Car Manufacturers Should Have EV Quota Says Report

Mon 17th Aug 2020

An environmental charity is urging the UK government to consider a 15 per cent electric vehicle quota to help speed up the move to zero-emission vehicles.

Research by Global Action Plan has revealed that the UK infrastructure is perfectly set up for a fast move to electric vehicles with 59 per cent of two-car families having off-road parking, making it easier for charging, and that many never drive the second car for more than 50 miles. GAP points out that if this 59% converted to EVs then there would be 5.7 million more electric cars on the road.

The GAP research also found that of those surveyed, 90 per cent wanted the government and local authorities to force car manufacturers to sell low-emission vehicles.

Chris Large, Co-CEO, Global Action Plan, said: “The car industry often cites the long family holiday and availability of public charge points as a major reason that drivers won’t go electric.

“But the facts are that for 1 in 6 cars on the road – the ‘second’ car in 5.7m households – these are not problems and electric cars are the perfect vehicle.

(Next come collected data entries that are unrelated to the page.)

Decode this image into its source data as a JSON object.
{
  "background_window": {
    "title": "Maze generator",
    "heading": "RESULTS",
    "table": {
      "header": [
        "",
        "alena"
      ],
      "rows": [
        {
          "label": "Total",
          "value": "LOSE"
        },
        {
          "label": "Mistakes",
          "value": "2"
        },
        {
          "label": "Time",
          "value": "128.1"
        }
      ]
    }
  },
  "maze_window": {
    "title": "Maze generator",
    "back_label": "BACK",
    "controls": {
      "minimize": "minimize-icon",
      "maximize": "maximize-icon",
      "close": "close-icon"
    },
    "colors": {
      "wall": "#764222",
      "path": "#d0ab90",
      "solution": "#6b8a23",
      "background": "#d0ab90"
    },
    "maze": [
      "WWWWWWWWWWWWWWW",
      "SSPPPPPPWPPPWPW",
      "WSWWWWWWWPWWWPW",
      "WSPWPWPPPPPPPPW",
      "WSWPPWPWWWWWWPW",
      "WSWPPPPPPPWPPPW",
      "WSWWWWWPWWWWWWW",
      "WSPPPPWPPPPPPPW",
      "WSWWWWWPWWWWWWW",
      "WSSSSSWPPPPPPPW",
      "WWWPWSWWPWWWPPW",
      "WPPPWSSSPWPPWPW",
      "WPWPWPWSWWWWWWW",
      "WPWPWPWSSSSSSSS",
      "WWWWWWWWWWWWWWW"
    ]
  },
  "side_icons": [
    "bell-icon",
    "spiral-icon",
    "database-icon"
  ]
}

“If the car industry had spent the last decade producing Nissan Leaf-type cars, instead of spending billions on marketing SUVs, we would be doing far better than the current level of 1 in 99 cars on the road being fully electric.

“The government must not allow this corporate failure to persist and must regulate the market. The car companies that made $600bn profit from selling diesel and petrol cars in the last decade, must be made to focus on mass-producing zero-emission vehicles in this decade.”